The organising committees for the individual Games require a larger team. The London Organising Committee of the Olympic and Paralympic Games (LOCOG) has 75 translators and interpreters under contract, covering 11 languages. A further 28 languages are covered by volunteers. Each Games will have its own Languages Services Committee as part of the overall organising committee, and much work goes on between Games to ensure that the knowledge gained by each committee is passed on, so that each team does not have to start from scratch.

Although his team has little to do with the actual delivery of the Games, Jamie was quick to reassure us that they have plenty to be working on – they are currently doing work around six Olympic Games: 2014 Winter Olympics in Russia, the 2016 Summer Olympics in Brazil, the 2018 Winter Olympics in South Korea and two Youth Olympic Games.

The official languages of the IoC are French and English, so much of Jamie’s team’s work involves ensuring that all official documents are available in both languages. It was interesting to hear that when Jamie arrived at the IoC French was the more used of the two languages. Now, the number of speakers of English as their native, or first foreign language has greatly increased and a larger proportion of Jamie’s work involves proof-reading and revising texts written in English (often by non-native speakers), rather than translating into English from French or another language.

Jamie gave some interesting examples that demonstrate the vast variety within the types of documents that he works on. One day it might be a speech that the president of the IoC will deliver to a UN Committee, and the next minutes of a meeting about the maximum permitted size of manufacturers’ logos on swimwear!
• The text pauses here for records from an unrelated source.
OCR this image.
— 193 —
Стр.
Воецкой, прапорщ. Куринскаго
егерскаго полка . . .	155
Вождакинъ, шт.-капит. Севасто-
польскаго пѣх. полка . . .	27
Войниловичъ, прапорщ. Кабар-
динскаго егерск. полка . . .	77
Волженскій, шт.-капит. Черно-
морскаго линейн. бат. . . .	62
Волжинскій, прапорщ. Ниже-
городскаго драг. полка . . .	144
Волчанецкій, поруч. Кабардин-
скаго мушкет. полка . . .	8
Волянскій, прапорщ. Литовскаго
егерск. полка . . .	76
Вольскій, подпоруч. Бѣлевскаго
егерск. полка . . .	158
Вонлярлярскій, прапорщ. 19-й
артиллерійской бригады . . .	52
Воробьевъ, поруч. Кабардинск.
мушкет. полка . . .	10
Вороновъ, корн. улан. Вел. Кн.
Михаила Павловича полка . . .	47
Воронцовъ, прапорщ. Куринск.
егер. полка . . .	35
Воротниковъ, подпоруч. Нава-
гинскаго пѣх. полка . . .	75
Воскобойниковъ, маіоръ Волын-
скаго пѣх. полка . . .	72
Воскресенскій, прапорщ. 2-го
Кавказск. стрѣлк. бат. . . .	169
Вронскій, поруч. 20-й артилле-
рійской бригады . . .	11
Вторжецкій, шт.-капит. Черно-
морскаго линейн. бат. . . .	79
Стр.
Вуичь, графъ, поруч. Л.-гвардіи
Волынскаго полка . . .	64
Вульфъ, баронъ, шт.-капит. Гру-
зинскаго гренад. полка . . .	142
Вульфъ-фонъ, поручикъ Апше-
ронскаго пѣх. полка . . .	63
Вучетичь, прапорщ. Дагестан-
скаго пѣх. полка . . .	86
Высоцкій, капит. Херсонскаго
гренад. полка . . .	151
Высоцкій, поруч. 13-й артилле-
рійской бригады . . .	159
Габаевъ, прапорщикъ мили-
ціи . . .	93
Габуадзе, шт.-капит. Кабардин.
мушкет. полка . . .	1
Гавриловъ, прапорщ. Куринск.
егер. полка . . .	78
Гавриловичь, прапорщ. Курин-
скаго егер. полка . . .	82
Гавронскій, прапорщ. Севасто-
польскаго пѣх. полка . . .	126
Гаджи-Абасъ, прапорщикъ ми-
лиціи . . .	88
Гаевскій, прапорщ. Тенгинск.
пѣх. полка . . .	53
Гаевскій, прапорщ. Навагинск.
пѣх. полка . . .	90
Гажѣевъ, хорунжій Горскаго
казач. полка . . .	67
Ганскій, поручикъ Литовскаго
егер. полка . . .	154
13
Having come across a lot of ‘howlers’ over the years, Jamie and his team have created a style-guide, which aims to simplify writing in English for their colleagues.  Having corrected dates from 1rd January and 3th April, umpteen times, they decided to officially move to a number-month convention (i.e. 3 April).

During the questions and answers one attendee was concerned about the use of volunteer translators and interpreters at the Games. Jamie reassured us that the individual Games organising committees do invest a significant amount in professional translation/interpretation services, but that volunteers are on hand to assist with matters such as showing guests to the correct seats and giving directions to and within the venues. It is a way of allowing people to become involved in the Games – as with the volunteers who are performing in the opening and closing ceremonies and carrying out various other tasks at the Games.

Many of the questions inevitably focussed on qualifications, experience and tips for getting a job in translation. Unfortunately for all of us, the lure of skiing in the Swiss Alps and summers by Lake Geneva means that turnover at the IoC is not high and there may not be any openings there for a while!